Devakumar Edwin, vice-president of the Dangote Group, says the company has raised $2.5 billion through a private placement.
According to a Reuters report on Friday, the move is part of
the company’s efforts to strengthen its financing structure.
The report added that the capital raised ahead of the
refinery’s planned initial public offering (IPO) later this year is expected to
finance its expansion, as the company ramps up operations and increases its
presence in both domestic and export fuel markets.
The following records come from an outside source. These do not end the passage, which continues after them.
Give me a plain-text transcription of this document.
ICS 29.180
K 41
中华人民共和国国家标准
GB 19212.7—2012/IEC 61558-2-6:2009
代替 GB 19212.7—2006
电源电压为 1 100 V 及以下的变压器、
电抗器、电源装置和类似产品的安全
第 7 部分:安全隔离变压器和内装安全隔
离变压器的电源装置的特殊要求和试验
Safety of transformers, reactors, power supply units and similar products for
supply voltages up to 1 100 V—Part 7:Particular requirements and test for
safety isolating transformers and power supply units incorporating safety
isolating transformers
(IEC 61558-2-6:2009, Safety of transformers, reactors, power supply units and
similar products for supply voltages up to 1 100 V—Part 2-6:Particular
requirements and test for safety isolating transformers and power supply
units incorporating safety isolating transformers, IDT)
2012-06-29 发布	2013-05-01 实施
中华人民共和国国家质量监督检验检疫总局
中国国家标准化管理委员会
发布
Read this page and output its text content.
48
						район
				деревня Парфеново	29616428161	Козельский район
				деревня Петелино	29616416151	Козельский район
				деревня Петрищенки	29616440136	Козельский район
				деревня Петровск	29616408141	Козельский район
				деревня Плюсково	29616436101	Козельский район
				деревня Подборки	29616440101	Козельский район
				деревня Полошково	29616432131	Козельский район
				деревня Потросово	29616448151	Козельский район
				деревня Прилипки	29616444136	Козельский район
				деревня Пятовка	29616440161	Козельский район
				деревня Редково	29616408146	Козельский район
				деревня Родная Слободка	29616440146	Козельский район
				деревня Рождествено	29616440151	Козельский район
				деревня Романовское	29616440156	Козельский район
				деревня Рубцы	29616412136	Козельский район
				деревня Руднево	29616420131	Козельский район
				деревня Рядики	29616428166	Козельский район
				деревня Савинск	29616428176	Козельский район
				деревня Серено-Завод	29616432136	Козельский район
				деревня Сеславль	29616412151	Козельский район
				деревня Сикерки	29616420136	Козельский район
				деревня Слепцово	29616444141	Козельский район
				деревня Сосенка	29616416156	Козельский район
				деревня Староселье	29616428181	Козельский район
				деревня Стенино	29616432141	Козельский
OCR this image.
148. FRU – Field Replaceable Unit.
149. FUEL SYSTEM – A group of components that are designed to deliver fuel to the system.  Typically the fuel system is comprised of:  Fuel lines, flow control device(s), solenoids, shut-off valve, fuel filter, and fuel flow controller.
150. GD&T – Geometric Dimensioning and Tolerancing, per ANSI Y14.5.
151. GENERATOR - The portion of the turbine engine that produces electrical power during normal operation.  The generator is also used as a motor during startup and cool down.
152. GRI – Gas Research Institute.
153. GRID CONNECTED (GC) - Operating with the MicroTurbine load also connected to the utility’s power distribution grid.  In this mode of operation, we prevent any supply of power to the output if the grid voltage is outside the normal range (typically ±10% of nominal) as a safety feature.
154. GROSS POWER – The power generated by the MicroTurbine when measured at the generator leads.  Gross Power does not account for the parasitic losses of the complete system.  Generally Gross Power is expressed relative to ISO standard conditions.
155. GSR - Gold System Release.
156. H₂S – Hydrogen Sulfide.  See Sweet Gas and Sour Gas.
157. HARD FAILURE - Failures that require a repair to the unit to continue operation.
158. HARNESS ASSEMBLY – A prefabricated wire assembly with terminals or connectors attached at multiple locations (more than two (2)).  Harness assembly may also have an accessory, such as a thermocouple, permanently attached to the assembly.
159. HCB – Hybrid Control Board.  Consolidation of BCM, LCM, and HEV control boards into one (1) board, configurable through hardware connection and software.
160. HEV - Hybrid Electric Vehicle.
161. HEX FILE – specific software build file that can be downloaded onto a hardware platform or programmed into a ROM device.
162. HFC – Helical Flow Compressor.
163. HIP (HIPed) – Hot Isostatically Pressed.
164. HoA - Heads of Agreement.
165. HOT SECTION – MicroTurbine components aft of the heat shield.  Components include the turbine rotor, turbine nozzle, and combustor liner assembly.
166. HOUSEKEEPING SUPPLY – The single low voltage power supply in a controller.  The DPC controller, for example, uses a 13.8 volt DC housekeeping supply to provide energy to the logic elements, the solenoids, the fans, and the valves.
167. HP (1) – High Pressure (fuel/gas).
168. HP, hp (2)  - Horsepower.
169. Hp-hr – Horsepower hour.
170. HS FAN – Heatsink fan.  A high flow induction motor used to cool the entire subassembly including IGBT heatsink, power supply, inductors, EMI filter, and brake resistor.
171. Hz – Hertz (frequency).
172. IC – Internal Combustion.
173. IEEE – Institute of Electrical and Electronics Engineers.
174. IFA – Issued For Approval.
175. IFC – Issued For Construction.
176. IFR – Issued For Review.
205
In June, sources familiar with the deal told Reuters the
refinery was offering three billion ordinary shares at $0.35 each, with
demand already topping $2 billion.
According to the report, investors were required to
subscribe for at least 1 million shares, worth $350,000, with additional
purchases in blocks of 500,000 shares.
Sources told the publication that the shares will be
subject to a 365-day lock-up.
On October 22, 2025, Aliko Dangote, the owner of Dangote
refinery, said the company could sell up to 10 percent stake in the listing,
which reports valued at about $5 billion.
In May, Dangote said the company is targeting a private
placement of about $2 billion for the refinery.
The industrialist, however, noted that the refinery may not
sell up to that amount in the private placement, but said “we’ll see what we
can allocate to them”.
On the same day, Femi Otedola, chairman of First HoldCo,
said he would invest $100 million in the refinery.